Arabian Post Staff -Dubai

Saudi Arabia’s Public Investment Fund posted a 60 per cent plunge in net profit for 2024, even as its assets surpassed the US $1 trillion mark, the fund disclosed on 30 June. The drop came amid persistent high interest rates, inflationary pressures, and a wave of impairments tied to escalated costs and shifting operational plans.
Net income dwindled to 25.8 billion riyals, down sharply from 64.4 billion riyals in the prior year. This contrast underscored the divergence between headline growth and bottom‑line volatility within Saudi Arabia’s principal engine for economic diversification.
Assets under management rose by 18 per cent to 4.321 trillion riyals, up from 3.664 trillion riyals in 2023. The surge came largely from fresh capital injections, including transfers from oil‑linked revenues, plus appreciation in existing holdings, particularly in domestic champions such as Saudi Aramco and Saudi National Bank.
Yet, comprehensive income—an accounting measure that factors in unrealised gains and asset revaluations—tipped into negative territory, registering a 140 billion riyals loss following a gain of 138.1 billion riyals the previous year. The swing reflected deep writedowns, tied to project revaluations across the PIF’s footprint.
Monica Malik, chief economist at Abu Dhabi Commercial Bank, attributed the downturn in part to recalibration of investment strategies. She highlighted how “prioritisation of some projects and the extension in the timelines of some giga projects could have been a factor for the impairments,” and pointed to rising costs as another pressure point.
Among these giga‑projects is NEOM, an ambitious urban megacity on Saudi’s Red Sea coast. Backed by hundreds of billions of dollars in PIF funding, NEOM remains central to the fund’s strategy, though its scale and timeline have been under increased scrutiny amid cost inflation and changing economic dynamics.
Cash reserves stood firm at 316 billion riyals, while group loans edged up to 570 billion riyals, signalling ongoing borrowing to propel expansions. This reflects PIF’s dual posture: aggressive investment on one hand, and debt financing on the other.
Historically, PIF has been pivotal to Saudi Arabia’s Vision 2030 programme—Crown Prince Mohammed bin Salman’s blueprint to reduce national dependence on oil by building world‑class tourism, tech and renewable sectors. Since 2015, the fund’s remit expanded from passive equity holdings to sovereign‑directed mega‑investments. By end‑2024, PIF had amassed over US $1 trillion in assets, bolstered by successive Aramco asset transfers.

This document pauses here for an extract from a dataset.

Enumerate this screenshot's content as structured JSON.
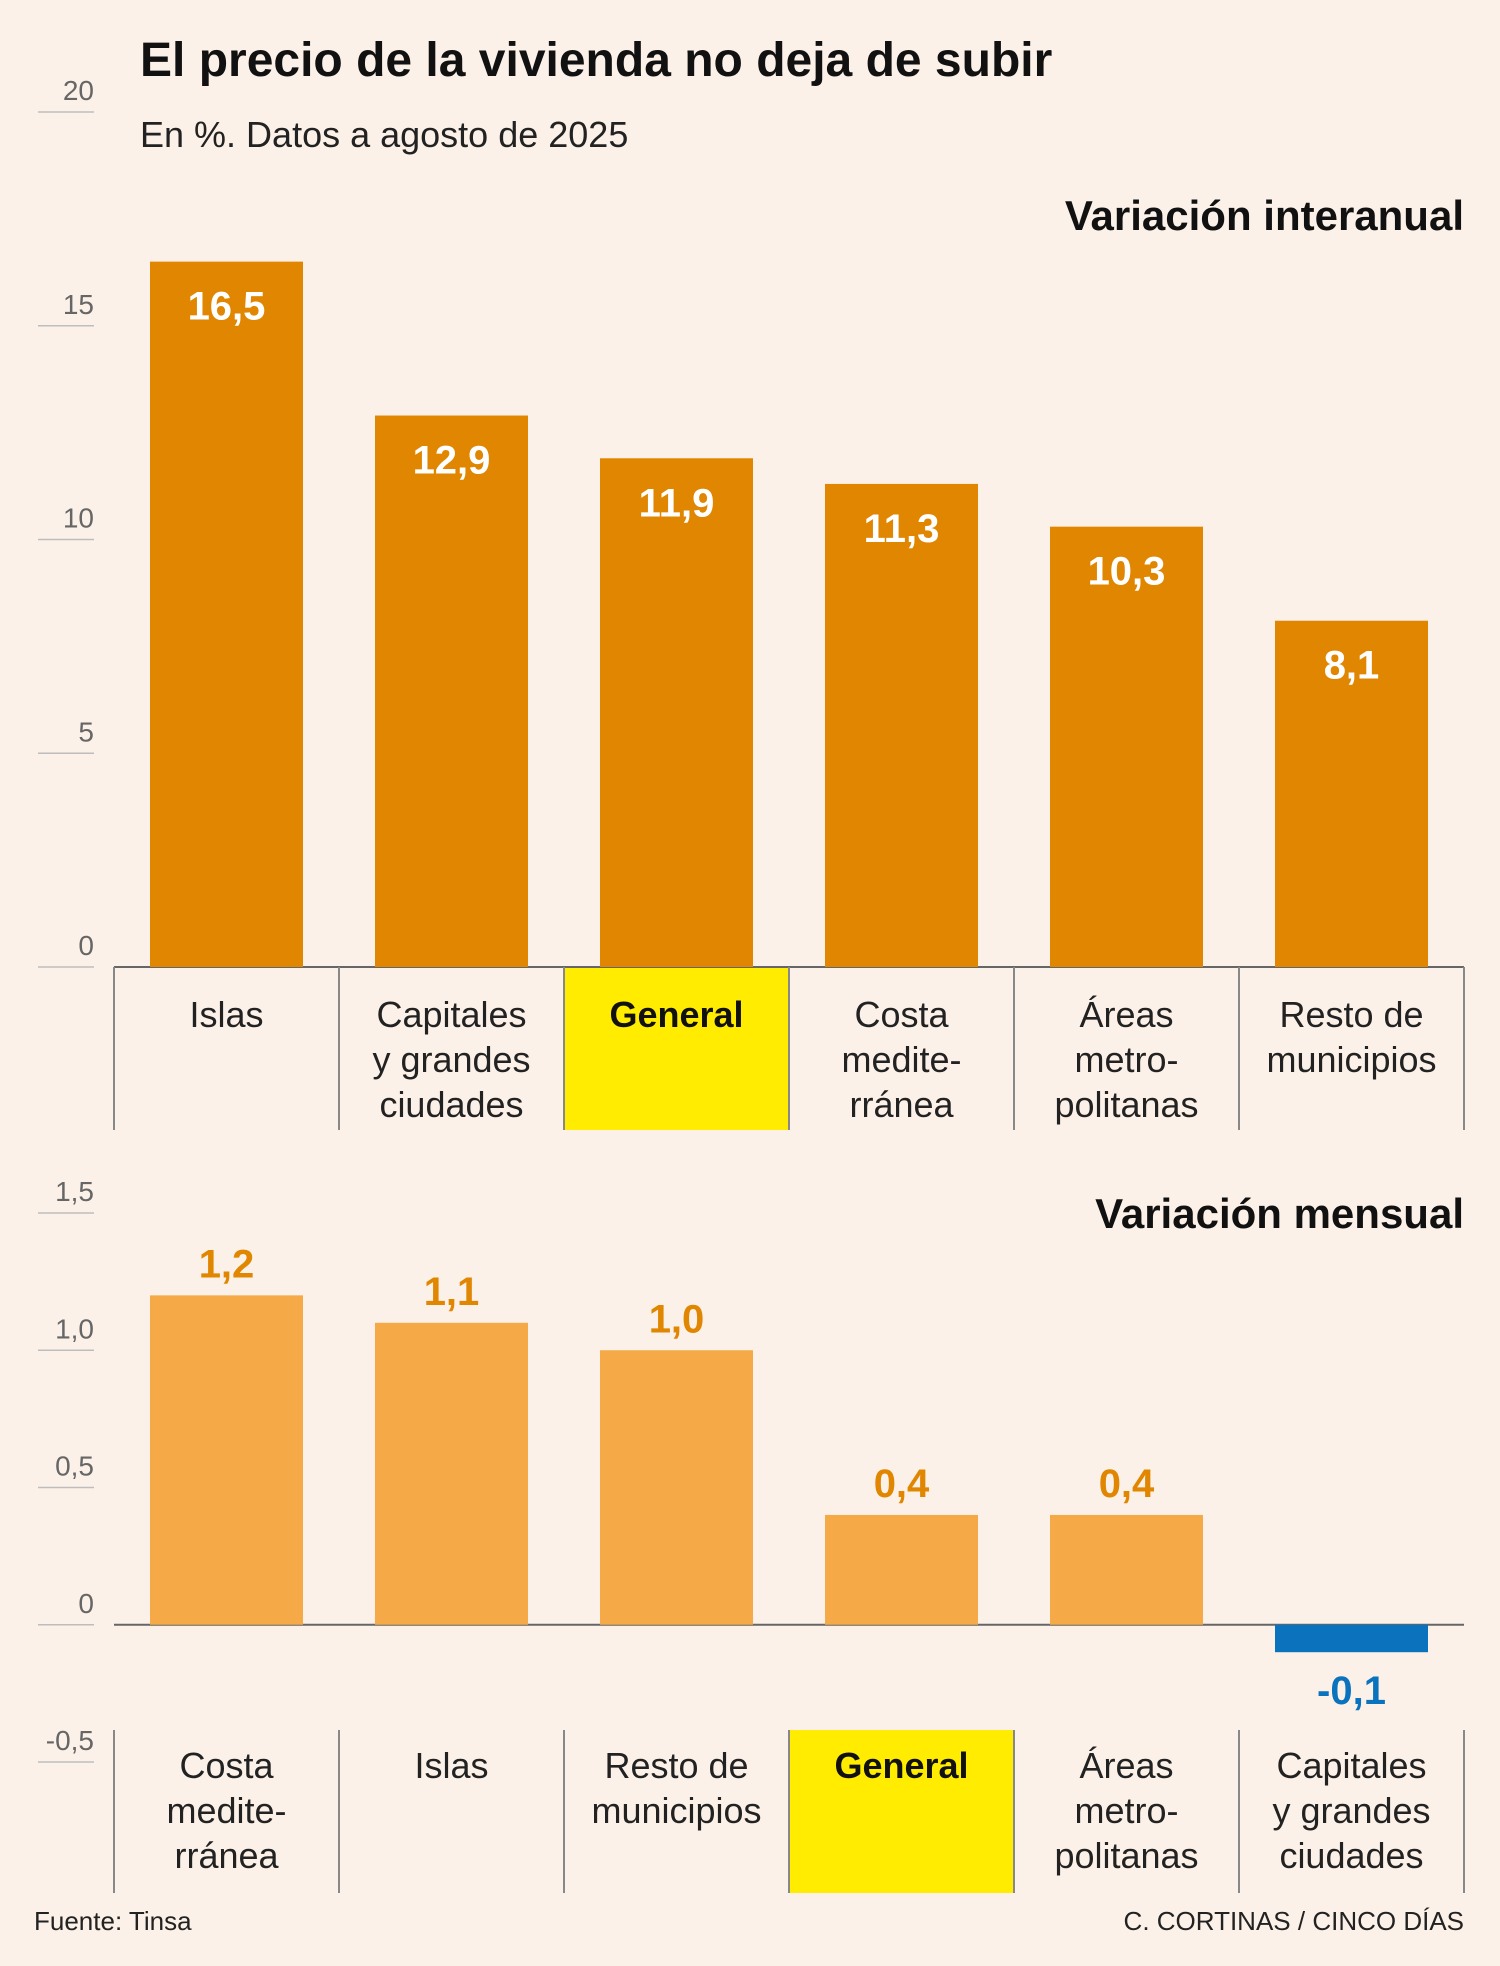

Its investment portfolio spans global holdings—Uber, Boeing, Disney—and domestic ventures like Qiddiya, the Red Sea luxury resort and NEOM. The fund also pursued high‑profile investments, including planned stakes in Heathrow Airport and European hotel chains. Overseeing this expansion has drawn both political and governance scrutiny, reflecting complex trade‑offs under Saudi rules.
Despite today’s profit contraction, the growth in assets cements the fund’s scale and influence. Dividends from Aramco and SNB now fuel a substantial portion of PIF’s recurring income, augmenting returns from non‑oil investments.
The portfolio writedowns—particularly impairments linked to escalated project outlays—underline broader macroeconomic challenges. High global interest rates have upped the cost of capital for long‑gestating developments, while inflation has pushed construction, labour and materials costs upward. PIF’s balance sheet has borne both pressures.
Operating amid this headwind, the fund has begun recalibrating timelines and reprioritising capital deployment. Malik’s comments suggest PIF faces a complex balancing act: stewarding mega‑projects while preserving fiscal discipline. Illiquidity risk, rising debt and market exposure also feature in ongoing risk assessments.
In parallel, PIF is broadening its footprint via bond issuances and global partnerships. According to finance industry disclosures, it is preparing a seven‑year sukuk targeting US $1.25 billion in proceeds. Such moves signal evolving financing strategies that complement traditional government funding and cash reserves.
Central to this outlook is Vision 2030. Despite the profit slump, PIF retains its mandate to catalyse non‑oil economic sectors, from tourism to tech to renewable energy. Arab regional peers have pursued similar diversification, but few match PIF’s scale. The fund’s willingness to shoulder large‑scale writedowns may reflect long‑term thinking: strategic build‑out today, stabilised returns in future decades.
Global investors and markets will likely watch upcoming quarterly and full‑year data for signs of recovery or further calibrations. Rising global interest rates remain a wildcard. Additionally, cost overruns in mega‑projects may prompt sharper scrutiny and public debate about deliverables.
PIF’s holding company, chaired by the Crown Prince, retains political backing, but governance observers continue to emphasise improved transparency and oversight. The fund’s decisions now carry wider implications: not just for returns, but as a barometer for Saudi Arabia’s Long‑Term economic strategy.